October 24, 2018
You still might be able to use a natural air system to dry soybeans to about 12% moisture for long-term storage, says Ken Hellevang, North Dakota State University Extension ag engineer. But time is working against you.
In late October and early November, there often aren’t enough warm days left to get soybeans dry just by blowing outside air through them. With an airflow rate of 1 cubic foot per minute per bushel (cfm/bu.), it will take about 60 days to dry 18% moisture beans down to about 12%. With an airflow rate of 1.5 cfm/bu, the drying time is reduced to about 40 days.
If the beans come off the field at a little drier —16% instead of 18% moisture — the drying time with an airflow rate of 1 cfm/bu will be about 50 days, Hellevang says.
The size of the fan required to achieve the higher airflow rates becomes excessive unless the grain depth is very shallow, Hellevang says.
If the depth of soybeans in a bin is 22 feet, each 1,00 bushels of soybeans will require about 1.0 hp of fan.
Achieving an airflow rate of 1.25 cfm/bu requires about 1.6 hp per 1,000 bushels
For an airflow rate of 1.5 cfm/bu, you will a about 2.5 hp per 1,000 bushels.
The fan type greatly affects the airflow provided per horsepower.
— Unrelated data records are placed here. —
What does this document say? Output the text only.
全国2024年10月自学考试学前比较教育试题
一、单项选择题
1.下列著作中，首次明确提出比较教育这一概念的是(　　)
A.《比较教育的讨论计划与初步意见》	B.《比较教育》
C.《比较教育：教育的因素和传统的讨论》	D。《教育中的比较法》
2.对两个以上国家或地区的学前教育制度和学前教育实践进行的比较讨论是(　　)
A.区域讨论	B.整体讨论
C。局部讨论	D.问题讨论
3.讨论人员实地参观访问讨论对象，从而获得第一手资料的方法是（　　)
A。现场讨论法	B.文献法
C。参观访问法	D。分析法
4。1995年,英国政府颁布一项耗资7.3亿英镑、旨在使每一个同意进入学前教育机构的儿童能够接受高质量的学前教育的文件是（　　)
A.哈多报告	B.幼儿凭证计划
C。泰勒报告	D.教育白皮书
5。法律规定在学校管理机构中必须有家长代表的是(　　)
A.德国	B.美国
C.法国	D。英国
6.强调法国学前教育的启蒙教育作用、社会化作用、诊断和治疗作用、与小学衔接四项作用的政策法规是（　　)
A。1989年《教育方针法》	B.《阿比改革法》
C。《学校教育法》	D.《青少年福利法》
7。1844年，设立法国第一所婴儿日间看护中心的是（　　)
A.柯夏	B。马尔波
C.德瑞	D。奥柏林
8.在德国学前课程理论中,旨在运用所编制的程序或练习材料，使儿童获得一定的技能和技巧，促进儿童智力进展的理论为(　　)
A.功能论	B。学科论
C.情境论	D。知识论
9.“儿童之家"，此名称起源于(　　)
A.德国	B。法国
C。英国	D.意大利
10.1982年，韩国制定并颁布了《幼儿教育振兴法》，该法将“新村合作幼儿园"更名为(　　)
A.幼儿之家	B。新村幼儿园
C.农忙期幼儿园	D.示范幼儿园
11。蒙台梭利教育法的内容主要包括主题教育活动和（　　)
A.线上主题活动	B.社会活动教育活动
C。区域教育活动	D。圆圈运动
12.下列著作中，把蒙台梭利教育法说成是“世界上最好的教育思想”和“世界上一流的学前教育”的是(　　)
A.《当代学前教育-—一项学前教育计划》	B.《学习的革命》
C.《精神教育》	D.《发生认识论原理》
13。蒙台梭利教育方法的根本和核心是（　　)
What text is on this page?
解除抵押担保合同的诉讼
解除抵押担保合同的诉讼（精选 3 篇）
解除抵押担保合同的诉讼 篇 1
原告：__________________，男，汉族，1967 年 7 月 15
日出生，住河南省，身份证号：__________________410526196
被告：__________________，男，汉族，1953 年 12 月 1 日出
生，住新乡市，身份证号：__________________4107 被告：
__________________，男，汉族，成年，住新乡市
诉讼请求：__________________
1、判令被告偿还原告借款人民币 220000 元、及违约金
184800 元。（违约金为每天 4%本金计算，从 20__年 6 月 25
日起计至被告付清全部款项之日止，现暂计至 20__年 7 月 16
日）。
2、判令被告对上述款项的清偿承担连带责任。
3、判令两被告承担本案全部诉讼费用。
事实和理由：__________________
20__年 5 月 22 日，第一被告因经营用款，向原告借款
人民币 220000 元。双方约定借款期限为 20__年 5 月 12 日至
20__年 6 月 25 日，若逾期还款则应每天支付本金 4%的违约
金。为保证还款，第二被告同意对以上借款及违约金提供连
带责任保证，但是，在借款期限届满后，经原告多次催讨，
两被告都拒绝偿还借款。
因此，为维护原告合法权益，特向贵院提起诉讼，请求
Use the fan selection software program (https://bbefans.cfans.umn.edu) developed by the University of Minnesota, Hellevang suggests.
Adding supplemental heat to raise the air temperature by 3 to 5 degrees F will get the soybeans to about 11% moisture in 40 to 45 days.
Uneconomical at 35 degrees
However, the colder the air gets, the less moisture it will hold. When the average outside air temperatures gets down to about 35 degrees, natural air drying becomes inefficient and uneconomical. Adding heat at this point causes the bottom of the bin to be dried to a lower moisture content and it increases drying speed only slightly.
If the beans aren’t dry when the average outside temperature drops below 35 degrees, cool the soybeans to 20-30 degrees for overwinter storage. In the spring, when the air temperature rises, you can finish drying them, Hellevang says.
High temperature drying
High temperature dryers can be used to dry soybeans in a wet fall, but be careful, Hellevang says. Limit the dryer temperature to minimize damage to the beans. Refer to the manufacturer’s recommendations for maximum drying temperature.
Typically, the maximum drying temperature for nonfood grade soybeans is about 130 degrees. Even at that temperature, some bean skins and bean themselves will be cracked. One study found that with a dryer temperature of 130 degrees, 50-90% of the skins were cracked and 20-70% of the beans were cracked.
There is a risk of fires when drying soybeans, Hellevang says. Soybean pods and other trash can accumulate in the dryer and become combustible. Monitor the dryer continuously when drying soybeans. Make sure trash doesn’t accumulate and that soybeans continue to flow in all sections of the dryer.